In vivo electroporation of proopiomelanocortin induces analgesia in a formalin-injection pain model in rats.

Opioids remain the most efficacious pharmacological agents for various clinical pain syndromes. Recently, various engineered cells capable of secreting opioidergic peptides have been applied to relieve pain in animal models. In vivo gene delivery by viruses encoding endogenous opioids has also been used with success. In this study, we attempted non-viral intrathecal in vivo gene delivery by electroporation to induce analgesia. Thirty Sprague-Dawley rats were used in this study, six in each of five groups.

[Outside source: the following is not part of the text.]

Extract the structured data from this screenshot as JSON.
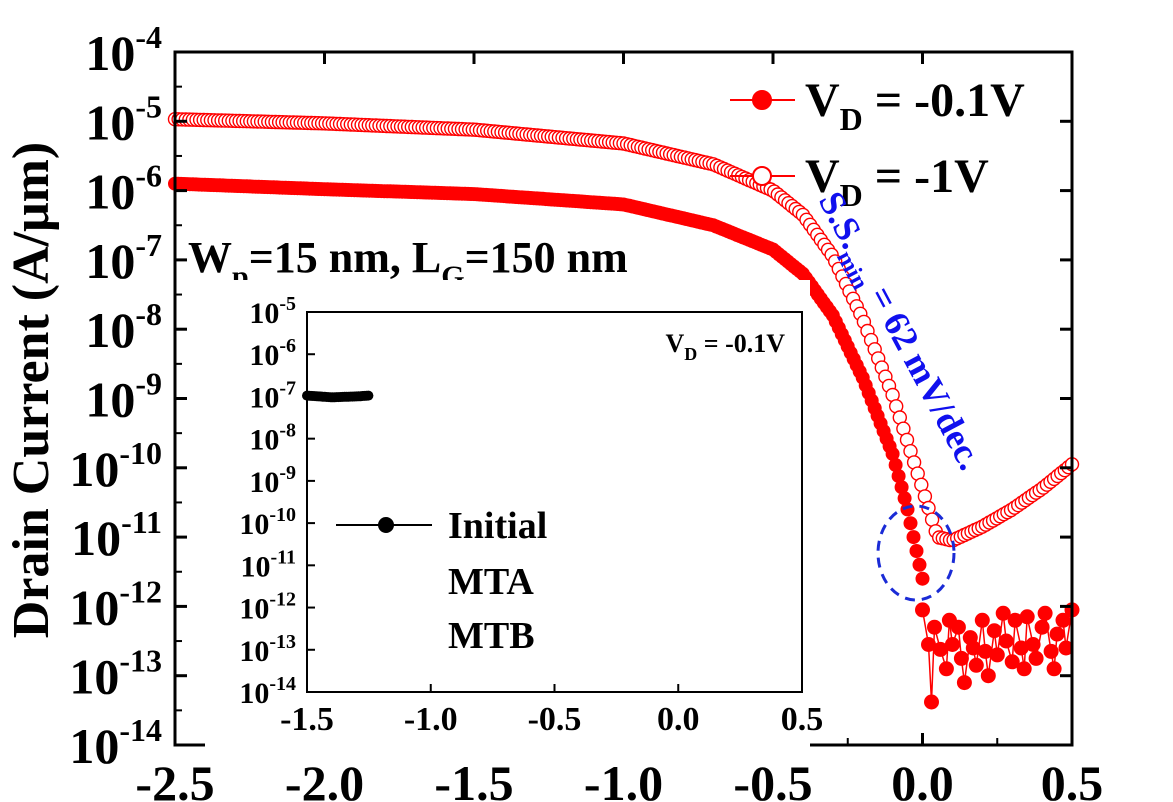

Rats were treated as follows: vehicle without electroporation (group A), vehicle with electroporation (group B), 100 microg of pCMV-hPOMC plasmid without electroporation (group C), or 100 microg of pCMV-hPOMC plasmid with electroporation (group D). Group E was treated with both pCMV-hPOMC plasmid and electroporation, and given naloxone (1mg/kg) 1h before the formalin test. The tail flick, paw withdrawal latency from radiant heat, and formalin test results for each groups were compared. Radioimmunoassay (RIA) and reverse transcription-polymerase chain reaction (RT-PCR) were used to determine the levels of expression of beta-endorphin in the spinal cord. beta-Endorphin expression was localized by immunohistochemistry. A significant decrease in the number of flinches in phase 2 of the formalin test was observed in the group treated with both plasmid and electroporation (group D), whereas the other measures of pain did not differ between groups. RIA and RT-PCR both showed increased expression of beta-endorphin in group D. The expression of beta-endorphin was highest in laminae I and II of the dorsal horn of the spinal cord. We conclude that electroporation successfully delivered intrathecally administered pCMV-hPOMC into the dorsal horn cells of the spinal cord, and induced analgesia in phase 2 of the formalin test in rats.